# cayenne pepper



## SUNDAY-FUNDAY (Apr 17, 2008)

about to yank the boat out for some general maintenance and new stuff: getting ready for the 09 season. since this is the first boat ive owned with bottom paint, this will be my first rodeo with the sanding/painting. ive heard many swear by mixing in cayenne with your bottom paint. how much per gallon? and just some general feedback on this method would be greatly appreciated.


----------



## Xanadu (Oct 1, 2007)

At $200 plus per gallon for bottom paint, I think it'll work without putting cayenne in it. I know it does for me and I wouldn't take the chance of it being detrimental to the paint.


----------



## hebegb (Oct 6, 2007)

http://en.wikipedia.org/wiki/Capsaicin





good info, and especially "Pure capsaicin is a hydrophobic, colorless, odorless, crystalline to waxy compound."



waxy = paint failure



also



Pest deterrent



Capsaicin is also used to deter pests.
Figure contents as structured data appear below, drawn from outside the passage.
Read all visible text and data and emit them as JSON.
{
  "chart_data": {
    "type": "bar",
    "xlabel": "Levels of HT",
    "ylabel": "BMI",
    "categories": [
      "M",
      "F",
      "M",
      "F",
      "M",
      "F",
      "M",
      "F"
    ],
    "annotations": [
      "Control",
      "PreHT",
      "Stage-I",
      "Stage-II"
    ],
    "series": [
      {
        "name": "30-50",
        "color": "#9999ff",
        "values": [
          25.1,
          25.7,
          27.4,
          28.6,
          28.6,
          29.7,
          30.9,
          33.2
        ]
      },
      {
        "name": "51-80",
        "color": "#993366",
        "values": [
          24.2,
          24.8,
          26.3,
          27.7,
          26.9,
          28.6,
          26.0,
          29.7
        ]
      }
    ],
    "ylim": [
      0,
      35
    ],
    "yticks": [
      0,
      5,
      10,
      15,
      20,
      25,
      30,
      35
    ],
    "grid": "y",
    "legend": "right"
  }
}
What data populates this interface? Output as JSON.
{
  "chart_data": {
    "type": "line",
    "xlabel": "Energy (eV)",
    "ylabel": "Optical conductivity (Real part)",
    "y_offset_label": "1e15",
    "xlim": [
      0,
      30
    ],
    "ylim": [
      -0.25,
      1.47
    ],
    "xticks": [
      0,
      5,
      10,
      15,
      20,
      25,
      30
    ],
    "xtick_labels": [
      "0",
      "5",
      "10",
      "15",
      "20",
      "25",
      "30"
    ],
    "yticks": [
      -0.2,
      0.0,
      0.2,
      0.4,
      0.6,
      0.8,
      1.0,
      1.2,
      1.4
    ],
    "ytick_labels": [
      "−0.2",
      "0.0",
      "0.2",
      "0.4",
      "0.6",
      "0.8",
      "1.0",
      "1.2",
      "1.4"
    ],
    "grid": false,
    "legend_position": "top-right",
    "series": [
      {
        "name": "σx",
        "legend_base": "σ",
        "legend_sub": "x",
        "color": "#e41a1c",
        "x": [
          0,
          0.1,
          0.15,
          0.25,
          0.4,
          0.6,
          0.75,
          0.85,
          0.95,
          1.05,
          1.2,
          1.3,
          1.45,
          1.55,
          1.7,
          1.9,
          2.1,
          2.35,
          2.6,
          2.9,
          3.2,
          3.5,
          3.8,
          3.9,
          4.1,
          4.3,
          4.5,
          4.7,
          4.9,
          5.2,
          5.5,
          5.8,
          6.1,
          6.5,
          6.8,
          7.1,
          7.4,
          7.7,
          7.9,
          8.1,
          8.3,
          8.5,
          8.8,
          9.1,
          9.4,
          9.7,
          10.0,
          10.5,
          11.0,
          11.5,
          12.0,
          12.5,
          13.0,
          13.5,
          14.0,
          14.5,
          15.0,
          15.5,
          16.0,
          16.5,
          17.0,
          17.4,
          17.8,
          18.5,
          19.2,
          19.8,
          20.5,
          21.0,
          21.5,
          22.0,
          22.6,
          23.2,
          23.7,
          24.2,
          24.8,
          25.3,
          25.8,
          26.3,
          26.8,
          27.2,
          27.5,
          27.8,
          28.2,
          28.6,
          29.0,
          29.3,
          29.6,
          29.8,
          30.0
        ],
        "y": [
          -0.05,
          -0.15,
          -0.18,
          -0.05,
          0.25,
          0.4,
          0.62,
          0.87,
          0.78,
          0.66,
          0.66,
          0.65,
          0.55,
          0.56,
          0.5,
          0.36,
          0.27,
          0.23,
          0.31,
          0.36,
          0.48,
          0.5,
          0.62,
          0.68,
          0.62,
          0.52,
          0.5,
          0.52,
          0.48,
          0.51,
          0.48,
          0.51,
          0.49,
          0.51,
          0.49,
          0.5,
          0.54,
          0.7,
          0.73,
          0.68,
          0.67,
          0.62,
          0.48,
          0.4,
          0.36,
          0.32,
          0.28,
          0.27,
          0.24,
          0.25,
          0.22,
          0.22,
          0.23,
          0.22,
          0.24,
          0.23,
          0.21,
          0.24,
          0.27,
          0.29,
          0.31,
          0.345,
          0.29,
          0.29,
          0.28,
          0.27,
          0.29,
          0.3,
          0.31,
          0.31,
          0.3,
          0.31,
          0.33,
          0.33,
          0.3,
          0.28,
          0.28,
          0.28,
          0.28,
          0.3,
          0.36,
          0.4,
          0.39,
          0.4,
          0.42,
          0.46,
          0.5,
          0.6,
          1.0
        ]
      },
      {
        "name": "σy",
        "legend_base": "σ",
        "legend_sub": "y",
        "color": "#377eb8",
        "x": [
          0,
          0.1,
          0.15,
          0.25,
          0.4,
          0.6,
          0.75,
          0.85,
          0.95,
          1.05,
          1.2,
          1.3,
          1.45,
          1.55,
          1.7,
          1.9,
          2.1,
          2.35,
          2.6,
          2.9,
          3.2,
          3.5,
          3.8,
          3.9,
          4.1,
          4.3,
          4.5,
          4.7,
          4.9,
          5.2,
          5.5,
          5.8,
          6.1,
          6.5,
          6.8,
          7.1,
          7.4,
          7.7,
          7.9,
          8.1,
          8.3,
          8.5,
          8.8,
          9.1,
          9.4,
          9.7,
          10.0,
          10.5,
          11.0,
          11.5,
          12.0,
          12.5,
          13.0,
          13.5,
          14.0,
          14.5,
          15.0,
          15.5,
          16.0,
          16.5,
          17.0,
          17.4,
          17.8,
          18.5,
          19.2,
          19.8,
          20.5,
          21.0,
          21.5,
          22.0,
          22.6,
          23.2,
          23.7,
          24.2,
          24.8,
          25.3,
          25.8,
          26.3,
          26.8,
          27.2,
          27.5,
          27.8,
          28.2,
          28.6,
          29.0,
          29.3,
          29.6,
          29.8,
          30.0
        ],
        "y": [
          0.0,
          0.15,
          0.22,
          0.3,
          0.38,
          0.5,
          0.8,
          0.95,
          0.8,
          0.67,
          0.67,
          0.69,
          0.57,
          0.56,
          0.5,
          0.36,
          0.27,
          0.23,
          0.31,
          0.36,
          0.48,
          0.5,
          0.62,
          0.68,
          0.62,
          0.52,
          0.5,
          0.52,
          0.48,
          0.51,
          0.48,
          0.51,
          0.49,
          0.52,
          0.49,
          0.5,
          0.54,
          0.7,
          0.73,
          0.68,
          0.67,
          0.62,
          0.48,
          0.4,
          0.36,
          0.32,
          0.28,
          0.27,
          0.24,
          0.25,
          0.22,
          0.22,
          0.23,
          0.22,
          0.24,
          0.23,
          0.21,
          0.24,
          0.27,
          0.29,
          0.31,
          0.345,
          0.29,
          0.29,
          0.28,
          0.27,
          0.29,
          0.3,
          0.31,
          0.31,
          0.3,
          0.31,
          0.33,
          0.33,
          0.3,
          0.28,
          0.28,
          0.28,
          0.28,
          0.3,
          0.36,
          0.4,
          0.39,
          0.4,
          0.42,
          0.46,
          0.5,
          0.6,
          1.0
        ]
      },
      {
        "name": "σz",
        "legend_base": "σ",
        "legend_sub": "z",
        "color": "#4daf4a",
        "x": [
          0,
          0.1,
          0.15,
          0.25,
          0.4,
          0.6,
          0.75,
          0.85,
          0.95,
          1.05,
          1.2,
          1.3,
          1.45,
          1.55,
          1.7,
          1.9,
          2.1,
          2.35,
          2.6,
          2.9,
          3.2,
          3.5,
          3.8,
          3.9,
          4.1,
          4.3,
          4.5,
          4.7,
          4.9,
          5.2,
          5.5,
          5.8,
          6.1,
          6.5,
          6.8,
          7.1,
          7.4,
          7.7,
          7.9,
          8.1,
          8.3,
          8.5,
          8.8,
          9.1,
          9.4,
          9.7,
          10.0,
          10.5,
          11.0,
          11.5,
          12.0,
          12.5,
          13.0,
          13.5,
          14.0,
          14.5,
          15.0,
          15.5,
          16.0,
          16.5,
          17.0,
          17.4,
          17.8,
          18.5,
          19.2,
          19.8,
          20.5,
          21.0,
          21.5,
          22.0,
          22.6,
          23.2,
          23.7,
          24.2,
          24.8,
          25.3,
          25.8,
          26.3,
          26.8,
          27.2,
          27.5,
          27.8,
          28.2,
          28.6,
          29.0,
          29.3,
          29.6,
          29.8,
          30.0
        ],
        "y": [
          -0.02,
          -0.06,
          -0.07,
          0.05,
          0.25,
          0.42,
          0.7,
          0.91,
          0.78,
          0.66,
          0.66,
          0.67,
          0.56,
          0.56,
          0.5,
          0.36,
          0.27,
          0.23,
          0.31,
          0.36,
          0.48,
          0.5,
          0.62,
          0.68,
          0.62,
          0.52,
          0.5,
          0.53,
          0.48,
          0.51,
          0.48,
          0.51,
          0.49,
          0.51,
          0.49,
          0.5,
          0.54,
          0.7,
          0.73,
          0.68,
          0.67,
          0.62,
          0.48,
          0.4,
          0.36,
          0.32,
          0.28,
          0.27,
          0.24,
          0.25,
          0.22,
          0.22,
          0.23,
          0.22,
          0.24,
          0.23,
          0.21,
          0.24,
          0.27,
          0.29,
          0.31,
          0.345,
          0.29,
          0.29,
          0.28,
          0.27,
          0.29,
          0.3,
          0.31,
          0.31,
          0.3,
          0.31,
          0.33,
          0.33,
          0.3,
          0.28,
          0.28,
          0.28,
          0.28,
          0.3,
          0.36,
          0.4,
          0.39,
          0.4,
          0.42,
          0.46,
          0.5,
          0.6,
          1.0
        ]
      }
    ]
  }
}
A common example is the use of ground-up or crushed dried chili pods in birdseed to deter squirrels, since birds are unaffected by capsaicin. Insects that feed on pepper, most aquatic organisms (most notably sharks), and related plants are also unaffected.


----------



## SUNDAY-FUNDAY (Apr 17, 2008)

yea, i thought it seemed kinda strange myself. but, ive heard it from about 10 different guys that have been captains for years. they swear it gives them another year or two in between re-paints. who knows?


----------



## Midnight Run (Oct 2, 2007)

just mix it with paint that is going up instide the sea chest dont mix it with all the rest it will make the bottom feel like sand paper. We put about a half of a normal size contanier of it in the paint inside the sea chest. It works very well keeping the growth up in the sea chest to a minium. But just remember when ya paint the bottom to put one coat on then do your final coat and take a brush and run over the last coat and make the lines run from bow to stern so you minimize the drag.


----------